Gani Eren: Kuruluş aşamasında sözkonusu talepler ve ricalar çok geniş bir alanı kapsıyor idi. Bu geniş portföy bana birçok deneyim ve bilgi kazandırdı ve giderek kendiliğinden gelişti. Başlangıçtaki mühendislik ve ticaret belirli alanlarda uzmanlaşarak ve yeni firmalar kurarak devam etti. OPTIMAL engineering & trade GmbH olarak, dökümhanelerde döküm parçaları temizlemek için kullanılan çelik granül ithal edip, Batı ve Kuzey Avrupa‘ya satıyoruz. Yine aynı alanda çelik granülü Amerika‘ya satmak için 2016 yılında orada Burleigh Industries adında ortaklı bir şirket kurdum. 2000 yılı başında, 1927 yılında kurulmuş bulunan ve şu anda üçüncü kuşak tarafından yönetilen torna atölyesini makina üretimine taşıyarak, Novamak firmasını kurduk. Orada otomatik palet ve torba boşaltma makinası ve modüler silo üretimine geçtik. Bu şirketin devamını 2019 yılında Düsseldorf‘a taşıdık. Mühendislik ve satış alanında 15 yıldan beri beraber çalıştığımız ICM Makina ile temizlik kağıdı konfeksiyon makinaları üretiyoruz. Her üç konuda da Dünya genelinde söz konusu alanda çalışan ilk 10 firma içindeyiz diyebilirim.

Members: Yaklaşık 30 yılı aşkın bir süredir Almanya’da kendi işinizi yapıyorsunuz. Bunun ne gibi zorlukları oldu? Size ne gibi kolaylıklar sağladı?

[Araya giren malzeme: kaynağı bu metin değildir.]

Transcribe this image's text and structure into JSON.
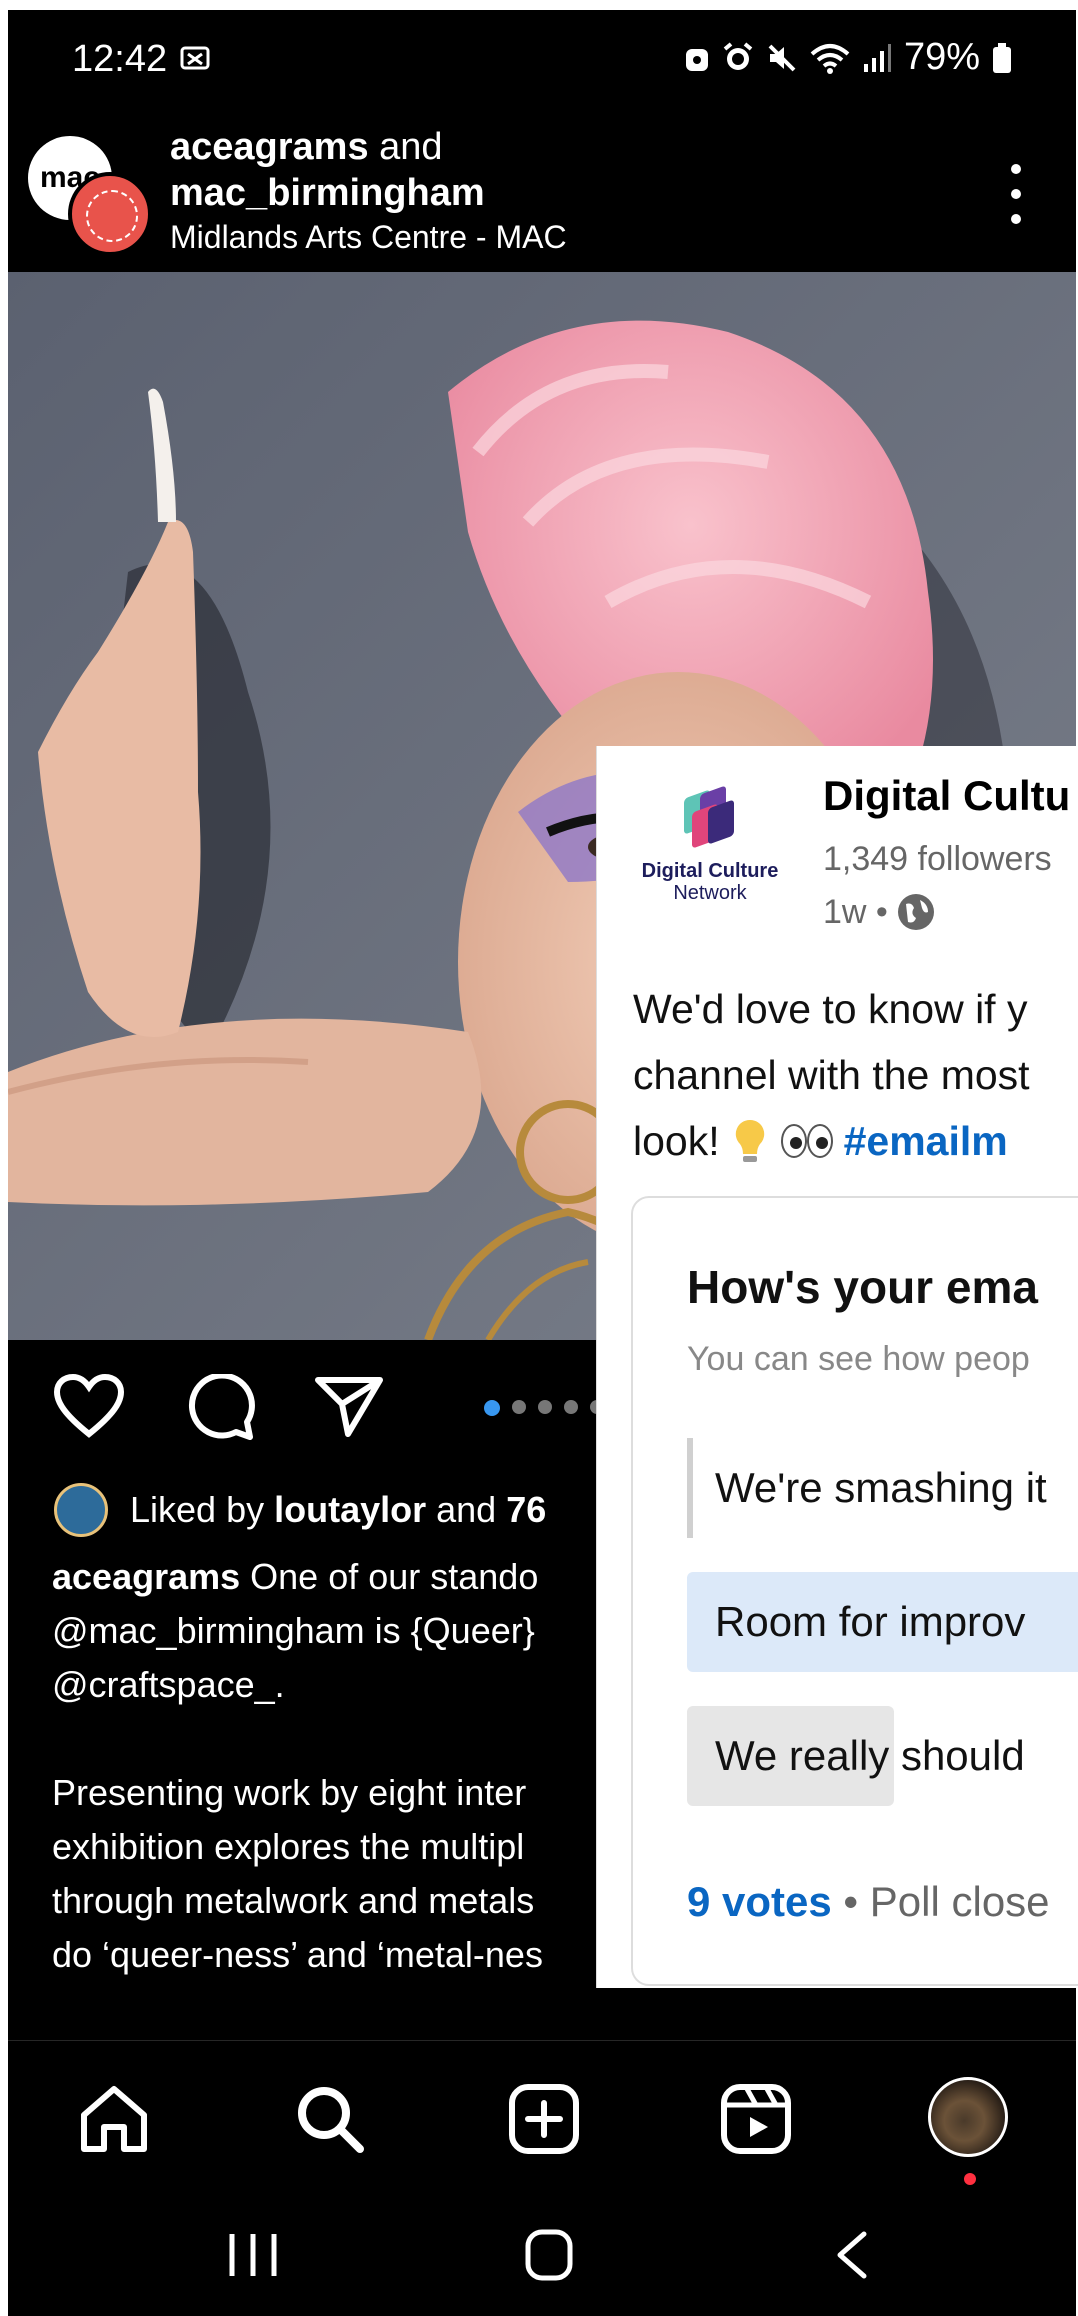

Gani Eren: Başlangıçta yalnız olmanın ve maaşsız çalışmaya başlamanın getirdiği ekonomik bir baskı vardı. Yani işlerin iyi gitmemesi veya yavaş gitmesi durumunda masrafları nasıl karşılayacaktım, diye çok uykusuz kalmışımdır. Üniversite eğitimi ve sonradan büyük bir firmada deneyim edinmeme rağmen, Almanya‘da iş hayatını bilmiyordum. O zamanlar çevremizde danışabileceğimiz kişiler yok denecek kadar azdı. Bu süreci zor ve büyük uğraşılar ile geçirerek bugünlere geldim. 2021 yılı sonunda firmamın 30. yılını kutlayacağız. O işin zor taraflarıydı. Almanya‘nın oturmuş, düzenli ve dürüst bir iş dünyasına sahip olmasını da kolaylıklar hanesine yazabilirim.

Members: Almanya’da yatırım yapmış bir iş insanı olarak Türkiye’deki girişimcilerle deneyimlerinizi paylaşıyorsunuz. Türkiye’den Almanya’ya gelmeyi planlayan şirketlere neler önerirsiniz? En çok nelere dikkat etmeleri gerekir? Yapmamaları gereken hatalar nelerdir?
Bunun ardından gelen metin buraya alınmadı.